Adobe to drop Premier on the Macintosh

An article from CNet quotes Adobe executives as saying that it "would have taken a lot of work to have cross-platform support" and that in a small and crowded market for video products, Adobe was not interested in making the investment to release a new version of Premier Pro for the Macintosh.

However, they are going to be updating After Effects, their effects handling package, to include new features such as explicit support for OpenGL.

The article goes on to mention the recent Microsoft move to stop support for Internet Explorer and cites that, along with analysts perceptions, as a key factor in alienating third-party developers from doing software for the Macintosh.

I've heard this one before, many times, and it is not surprising. However, lumping the Adobe and Microsoft positions together is not appropriate. In the case of Microsoft, you have a clearly hostile organization that is already flouting its responsibilities under the settlement with the Justice Department (see this article from Reuters) and may well turn its back on the Macintosh community as it spreads its wings in an attempt to completely monopolize the software industry.

Further, if you look at Microsoft's so-called commitment to the Macintosh with Internet Explorer, you see a piece of software that hasn't had substantial development since version 10.0 of MacOS X. Because of this, a strong set of competing products (Apple's Safari, Opera, Mozilla, The OmniGroup's OmniWeb, and others) have emerged as the key players among Macintosh users who don't let their software languish.

Adobe's products are a different issue. The problem here comes with the diverging capabilities and APIs of the Macintosh and Windows platforms as well as Apple's strong push into digital media. There is no doubt that Final Cut Pro has played the key part in killing future Premier development. I have been a Premier owner for years, but didn't get the last upgrade because I had already moved to Final Cut Pro for my sophisticated video work and didn't see the need to have an inferior program in my arsenal any more.

However, there is also the comment from the folks at Adobe that "We were rewriting Premiere from scratch, and it would have taken a lot of work to have cross-platform support." Those who know me will immediately imagine me bristling at the idea that doing cross-platform support is difficult, because for years I have maintained that it is just a question of appropriate design. I still maintain this, but there are caveats when you get into areas of performance programming and working with heavy-duty graphics operations. In the case of Premier, most of what it does is required to be extremely high performance and thus must be hand-optimized to deal with the video and graphics pipelines of the operating system that they are running on.

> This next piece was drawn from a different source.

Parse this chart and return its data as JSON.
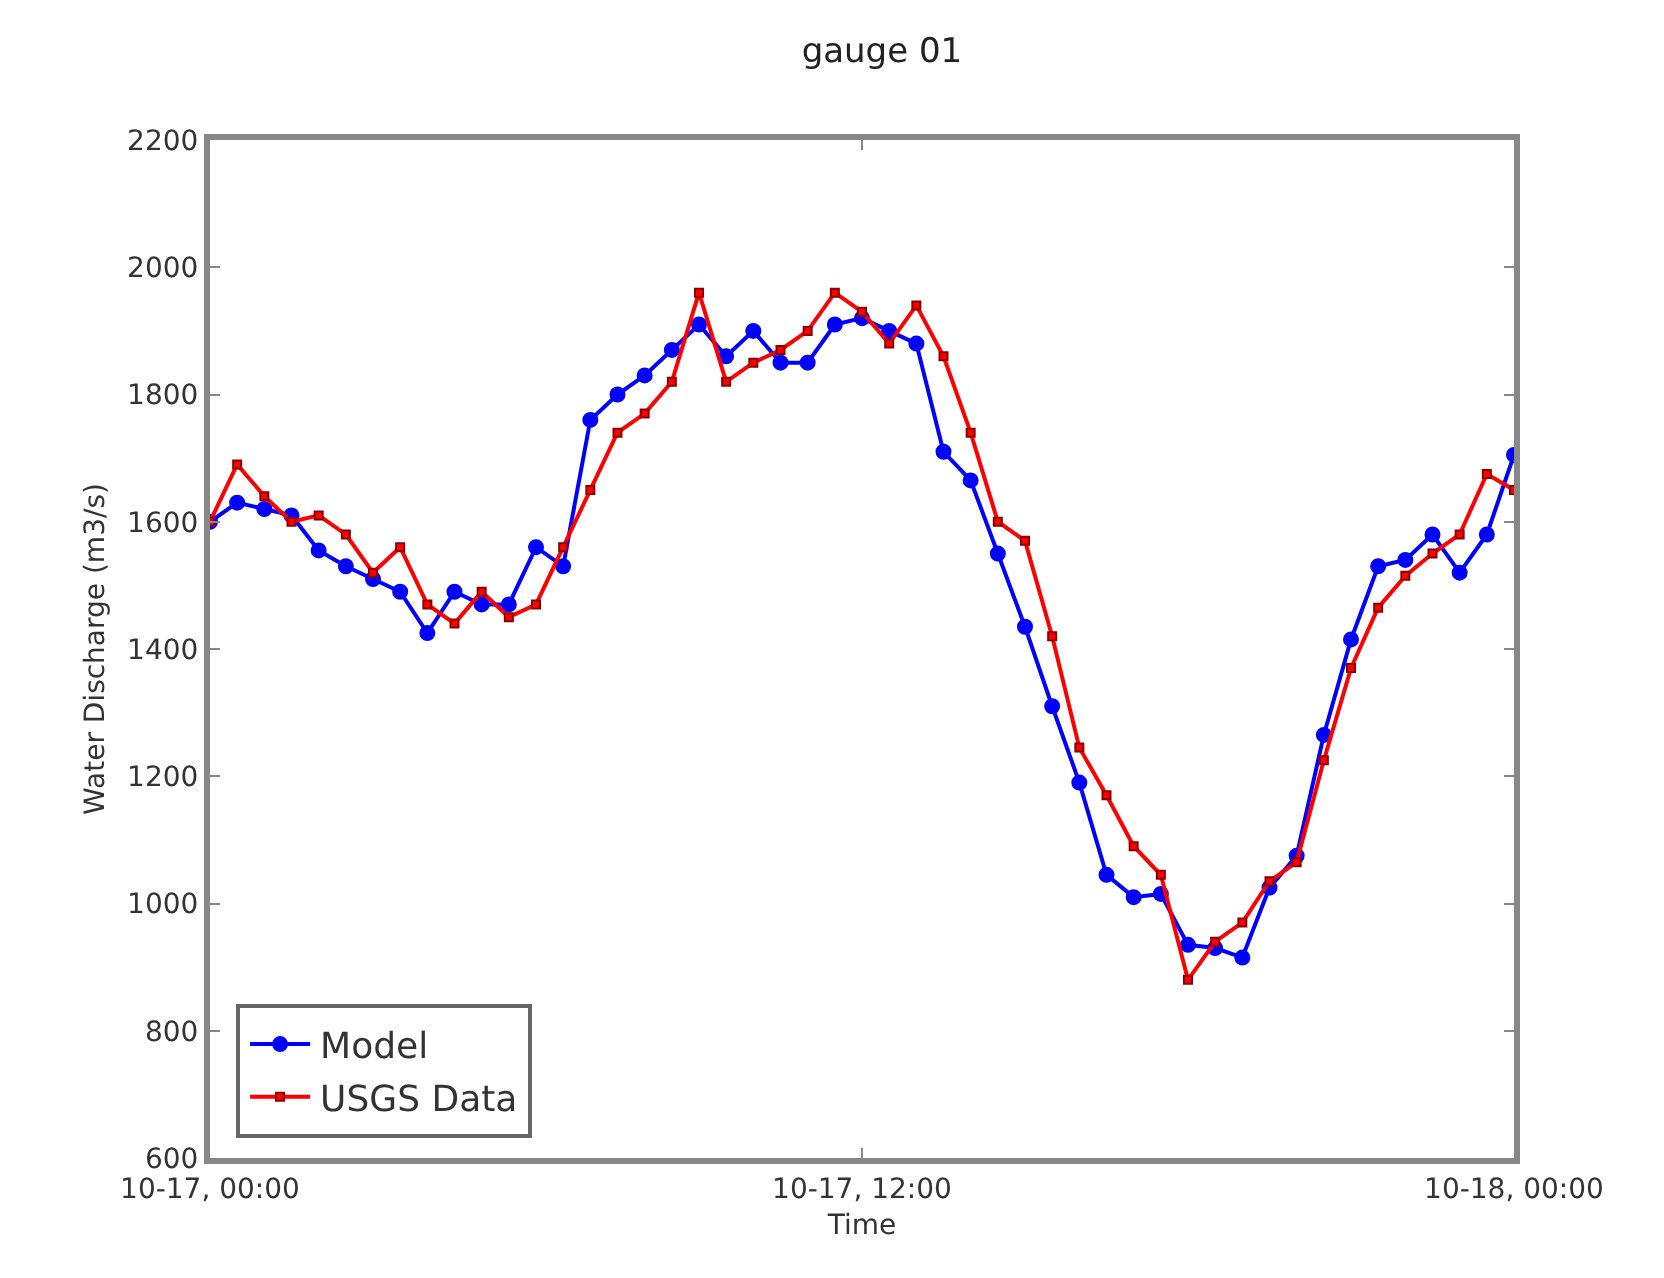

This means that the Macintosh versions and the Windows version would need to be basically different when it comes to manipulating all of the data that these programs are designed to manipulate, and it does make the task more significant.

Further, Microsoft's choice to alienate the rest of the software community by abandoning standards (such as OpenGL) and creating its own APIs (Direct X would be the example here) makes the job of software creators that much different. I can see where it helps with Microsoft's monopoly, but it doesn't help the customer, and it certainly doesn't help advance the state of the art for all platforms.

In the end, I'm neither surprised nor upset by this recent move by Adobe. They would have had a near-impossible time competing with Apple in the video software arena, and although it is unfortunate that the Macintosh is losing a serious competitor, I think that the cross-platform pressures will keep Apple's team pushing hard to make sure that the Macintosh continues to have the best video production software on any platform. As for Apple annoying its developers: that has always happened, and will always happen. More often than not, they push programs for improvement by decreasing the value of "easy" features. However, Apple still aims at a more general consumer base with most of its packages, and leaves open the opportunities in most vertical markets and for programs that have unique features.